Ironically, we had the plane tickets for the following Monday already. We’d moved my mother-in-law to Houston, and had planned a trip to Vermont to prepare her recently sold house for the closing. We were to fly into Hartford, joining my mom on a visit to my dad at the nursing home before heading up to Vermont. Now, the primary purpose was for her funeral. And to tell my dad (he didn’t seem to realize what I was saying). And to clear out both my mom’s apartment and my mother-in-law’s home.
To top it all off, we couldn’t go home right away because the Houston airports closed and our flights were canceled because of Hurricane Harvey.
Two sensations have dominated for me. One is shock, at the suddenness of it all. And the other is weariness, at the way grief has piled onto grief. The sudden losses are layered onto those that are drawn out, delayed, postponed. And to this is added the dawning realization that this is what life will be like from this point onward. There will be more funerals (I also lost two mentors from grad school and seminary this week). More “empty chairs at empty tables.” Fewer people who can recognize the photos in the family albums, and tell their stories, and laugh at recalling their jokes or their idiosyncrasies.
I’ve written of this time of life as being “in between.” Because while this is going on, we still have the wedding planning. We anticipate the birth of a niece’s child. We see glimpses of happy futures, of new possibilities, of stories that are just beginning.

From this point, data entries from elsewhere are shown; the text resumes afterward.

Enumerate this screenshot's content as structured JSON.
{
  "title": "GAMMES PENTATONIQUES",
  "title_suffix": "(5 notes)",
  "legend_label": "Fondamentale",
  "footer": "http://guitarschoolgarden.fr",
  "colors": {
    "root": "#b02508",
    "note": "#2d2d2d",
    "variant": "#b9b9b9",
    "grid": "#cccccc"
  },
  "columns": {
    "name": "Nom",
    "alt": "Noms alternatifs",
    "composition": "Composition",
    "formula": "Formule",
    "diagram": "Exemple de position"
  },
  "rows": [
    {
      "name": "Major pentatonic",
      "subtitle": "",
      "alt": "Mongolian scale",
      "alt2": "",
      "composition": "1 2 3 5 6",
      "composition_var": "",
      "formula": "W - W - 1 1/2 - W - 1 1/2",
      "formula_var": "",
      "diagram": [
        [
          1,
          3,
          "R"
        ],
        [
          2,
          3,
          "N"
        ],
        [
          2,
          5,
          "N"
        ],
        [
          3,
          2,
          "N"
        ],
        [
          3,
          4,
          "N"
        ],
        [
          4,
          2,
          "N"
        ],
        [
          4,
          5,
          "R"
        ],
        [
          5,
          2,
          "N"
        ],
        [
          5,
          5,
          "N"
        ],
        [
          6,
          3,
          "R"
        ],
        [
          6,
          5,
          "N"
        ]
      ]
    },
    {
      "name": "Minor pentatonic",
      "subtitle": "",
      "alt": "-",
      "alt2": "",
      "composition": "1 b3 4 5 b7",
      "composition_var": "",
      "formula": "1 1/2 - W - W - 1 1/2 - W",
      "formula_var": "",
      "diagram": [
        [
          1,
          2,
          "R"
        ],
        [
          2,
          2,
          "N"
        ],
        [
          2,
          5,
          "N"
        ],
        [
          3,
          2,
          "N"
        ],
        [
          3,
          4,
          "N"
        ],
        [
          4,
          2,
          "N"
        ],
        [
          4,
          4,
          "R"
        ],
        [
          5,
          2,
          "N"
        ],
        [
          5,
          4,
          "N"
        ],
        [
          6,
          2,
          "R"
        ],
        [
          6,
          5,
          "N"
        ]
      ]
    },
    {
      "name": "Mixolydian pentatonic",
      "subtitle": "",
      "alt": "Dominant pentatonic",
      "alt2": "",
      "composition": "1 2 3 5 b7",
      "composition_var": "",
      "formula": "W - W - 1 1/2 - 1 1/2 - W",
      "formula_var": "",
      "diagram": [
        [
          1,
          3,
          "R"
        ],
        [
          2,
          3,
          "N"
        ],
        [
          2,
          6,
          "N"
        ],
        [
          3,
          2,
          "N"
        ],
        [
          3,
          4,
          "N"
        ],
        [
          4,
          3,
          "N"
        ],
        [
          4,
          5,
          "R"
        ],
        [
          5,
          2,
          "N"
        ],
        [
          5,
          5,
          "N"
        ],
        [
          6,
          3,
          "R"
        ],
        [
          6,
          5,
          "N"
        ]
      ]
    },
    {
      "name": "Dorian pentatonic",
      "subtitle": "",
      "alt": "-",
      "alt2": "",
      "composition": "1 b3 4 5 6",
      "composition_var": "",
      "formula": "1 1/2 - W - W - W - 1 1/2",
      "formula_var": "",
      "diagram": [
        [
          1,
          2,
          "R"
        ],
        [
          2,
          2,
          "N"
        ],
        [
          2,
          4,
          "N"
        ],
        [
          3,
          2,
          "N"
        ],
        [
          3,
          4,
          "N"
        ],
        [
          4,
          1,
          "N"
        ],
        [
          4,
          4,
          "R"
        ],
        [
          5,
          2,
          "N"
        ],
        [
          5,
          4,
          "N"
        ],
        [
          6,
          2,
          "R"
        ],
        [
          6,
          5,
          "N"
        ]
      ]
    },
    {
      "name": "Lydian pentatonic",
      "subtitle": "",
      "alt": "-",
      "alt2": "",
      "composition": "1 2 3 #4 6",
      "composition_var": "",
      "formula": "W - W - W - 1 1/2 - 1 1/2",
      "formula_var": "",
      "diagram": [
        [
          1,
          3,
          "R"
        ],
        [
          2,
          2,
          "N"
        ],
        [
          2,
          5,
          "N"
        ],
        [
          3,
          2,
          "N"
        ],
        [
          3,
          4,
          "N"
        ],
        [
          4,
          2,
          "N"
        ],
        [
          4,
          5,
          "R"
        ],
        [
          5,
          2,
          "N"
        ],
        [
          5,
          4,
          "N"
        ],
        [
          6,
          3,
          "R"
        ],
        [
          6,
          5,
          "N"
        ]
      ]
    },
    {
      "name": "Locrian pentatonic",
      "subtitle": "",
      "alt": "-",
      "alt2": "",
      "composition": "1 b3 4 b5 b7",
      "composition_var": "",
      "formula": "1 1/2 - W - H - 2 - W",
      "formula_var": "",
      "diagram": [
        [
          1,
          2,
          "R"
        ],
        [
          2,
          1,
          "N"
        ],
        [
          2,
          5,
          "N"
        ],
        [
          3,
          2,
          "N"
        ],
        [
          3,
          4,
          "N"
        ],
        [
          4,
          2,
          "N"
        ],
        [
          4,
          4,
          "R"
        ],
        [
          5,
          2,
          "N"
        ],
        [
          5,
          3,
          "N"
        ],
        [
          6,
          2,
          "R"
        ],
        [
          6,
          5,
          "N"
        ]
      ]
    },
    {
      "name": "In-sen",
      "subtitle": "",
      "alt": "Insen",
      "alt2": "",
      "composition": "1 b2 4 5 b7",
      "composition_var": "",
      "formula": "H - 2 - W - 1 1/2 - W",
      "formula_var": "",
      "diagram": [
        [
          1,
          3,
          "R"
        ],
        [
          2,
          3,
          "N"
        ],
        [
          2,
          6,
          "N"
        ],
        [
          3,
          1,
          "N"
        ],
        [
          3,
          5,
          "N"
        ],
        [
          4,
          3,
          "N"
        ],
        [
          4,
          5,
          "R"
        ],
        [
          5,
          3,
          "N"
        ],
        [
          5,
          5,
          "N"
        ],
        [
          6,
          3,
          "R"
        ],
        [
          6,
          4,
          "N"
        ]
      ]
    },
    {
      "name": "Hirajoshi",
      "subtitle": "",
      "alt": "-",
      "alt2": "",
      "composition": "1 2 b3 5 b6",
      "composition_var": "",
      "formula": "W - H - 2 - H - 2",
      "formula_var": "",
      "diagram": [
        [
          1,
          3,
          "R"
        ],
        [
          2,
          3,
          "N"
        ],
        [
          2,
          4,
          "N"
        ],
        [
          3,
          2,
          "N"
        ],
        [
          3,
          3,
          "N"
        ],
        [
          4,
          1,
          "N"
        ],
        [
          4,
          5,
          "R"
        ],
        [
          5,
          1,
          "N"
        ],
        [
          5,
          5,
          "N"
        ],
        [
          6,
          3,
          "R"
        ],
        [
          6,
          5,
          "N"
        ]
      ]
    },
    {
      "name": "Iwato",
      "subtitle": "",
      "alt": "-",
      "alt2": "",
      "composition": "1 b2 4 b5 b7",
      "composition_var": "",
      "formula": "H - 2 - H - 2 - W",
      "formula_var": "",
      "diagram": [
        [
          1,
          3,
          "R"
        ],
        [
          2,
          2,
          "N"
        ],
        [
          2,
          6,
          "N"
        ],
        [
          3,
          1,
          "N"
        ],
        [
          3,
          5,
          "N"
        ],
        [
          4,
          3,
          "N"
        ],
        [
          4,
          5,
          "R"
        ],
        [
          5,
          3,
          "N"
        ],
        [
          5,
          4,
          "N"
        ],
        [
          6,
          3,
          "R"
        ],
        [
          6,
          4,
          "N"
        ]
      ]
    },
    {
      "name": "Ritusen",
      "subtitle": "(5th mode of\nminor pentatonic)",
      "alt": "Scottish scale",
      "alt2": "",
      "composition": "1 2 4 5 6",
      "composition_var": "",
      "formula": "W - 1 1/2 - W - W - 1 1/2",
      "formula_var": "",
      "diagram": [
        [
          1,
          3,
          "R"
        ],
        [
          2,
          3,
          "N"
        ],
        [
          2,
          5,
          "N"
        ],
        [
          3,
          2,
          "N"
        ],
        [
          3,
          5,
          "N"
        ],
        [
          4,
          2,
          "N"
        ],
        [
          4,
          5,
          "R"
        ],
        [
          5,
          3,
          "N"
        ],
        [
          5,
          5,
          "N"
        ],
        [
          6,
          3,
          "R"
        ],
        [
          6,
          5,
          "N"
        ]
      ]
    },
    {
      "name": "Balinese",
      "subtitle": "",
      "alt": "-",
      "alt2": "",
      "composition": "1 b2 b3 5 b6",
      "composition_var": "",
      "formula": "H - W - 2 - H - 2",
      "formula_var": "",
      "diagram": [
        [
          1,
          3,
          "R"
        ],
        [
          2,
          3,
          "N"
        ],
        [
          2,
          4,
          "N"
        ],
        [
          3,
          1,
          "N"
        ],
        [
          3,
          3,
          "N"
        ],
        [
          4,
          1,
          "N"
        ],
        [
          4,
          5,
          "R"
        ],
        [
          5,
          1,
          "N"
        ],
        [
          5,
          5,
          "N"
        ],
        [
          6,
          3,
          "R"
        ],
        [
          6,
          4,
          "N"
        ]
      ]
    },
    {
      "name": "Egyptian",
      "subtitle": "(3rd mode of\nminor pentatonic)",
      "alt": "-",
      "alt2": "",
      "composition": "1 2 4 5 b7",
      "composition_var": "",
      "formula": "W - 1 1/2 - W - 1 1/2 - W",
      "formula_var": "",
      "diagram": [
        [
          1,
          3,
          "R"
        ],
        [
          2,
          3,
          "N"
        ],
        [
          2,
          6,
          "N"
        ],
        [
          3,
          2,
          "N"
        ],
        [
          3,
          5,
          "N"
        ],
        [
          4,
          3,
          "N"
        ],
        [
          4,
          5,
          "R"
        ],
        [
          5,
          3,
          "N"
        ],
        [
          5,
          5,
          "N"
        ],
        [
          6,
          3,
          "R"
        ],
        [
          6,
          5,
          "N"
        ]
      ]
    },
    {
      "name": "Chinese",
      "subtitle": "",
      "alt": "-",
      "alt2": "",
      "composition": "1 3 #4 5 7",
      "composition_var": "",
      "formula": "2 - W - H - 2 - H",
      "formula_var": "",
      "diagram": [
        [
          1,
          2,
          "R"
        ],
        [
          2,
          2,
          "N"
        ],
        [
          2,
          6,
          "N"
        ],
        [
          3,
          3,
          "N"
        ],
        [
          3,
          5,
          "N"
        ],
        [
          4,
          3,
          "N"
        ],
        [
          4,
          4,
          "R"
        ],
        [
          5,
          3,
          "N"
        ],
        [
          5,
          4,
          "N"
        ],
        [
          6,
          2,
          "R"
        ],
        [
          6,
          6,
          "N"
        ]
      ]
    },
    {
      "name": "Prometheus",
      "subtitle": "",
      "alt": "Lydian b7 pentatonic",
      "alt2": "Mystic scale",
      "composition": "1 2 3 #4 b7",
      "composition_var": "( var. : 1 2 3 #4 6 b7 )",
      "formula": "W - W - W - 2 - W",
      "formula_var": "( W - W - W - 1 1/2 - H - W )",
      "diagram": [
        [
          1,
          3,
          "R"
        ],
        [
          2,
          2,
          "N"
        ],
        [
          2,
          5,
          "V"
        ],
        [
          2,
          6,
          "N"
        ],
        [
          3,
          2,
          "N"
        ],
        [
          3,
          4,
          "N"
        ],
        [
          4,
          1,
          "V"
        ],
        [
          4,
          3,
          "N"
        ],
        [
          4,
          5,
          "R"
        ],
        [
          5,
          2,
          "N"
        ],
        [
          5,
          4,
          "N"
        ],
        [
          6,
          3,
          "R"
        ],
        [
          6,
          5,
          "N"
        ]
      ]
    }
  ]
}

I read an article recently that said “Millennials” don’t want the artifacts from their grandparents’ homes. “Nonsense,” I said to myself (and maybe loud enough for people nearby to hear). My own “Millennial” children took an active part in the separation of wheat from chaff. They wanted their share of photos, and t-shirts, books and DVDs, postcards and refrigerator magnets, treasures—sacred relics, almost—that are a tangible way to stay connected to those they mourn, to keep their memories alive, to keep a piece of them close.
They laughed at the stories told by their aunts and uncles, family friends they never knew. They patiently went along for my customary tour of old houses and graveyards, old schools (and vacant lots where they once stood). And they asked questions. They asked for stories. They asked for the meaning of different objects, different places.
And I realized that this now becomes our role in this in-between time. We have to step into the role our parents and uncles and aunts once played. To be aware of our position as standing in between generations. To be caretakers of stories, media of meaning, namers of relics and shapers of the future.
It is step beyond the feelings of fear of which Lewis spoke, to claim our role as bearers of light in the Shadowlands.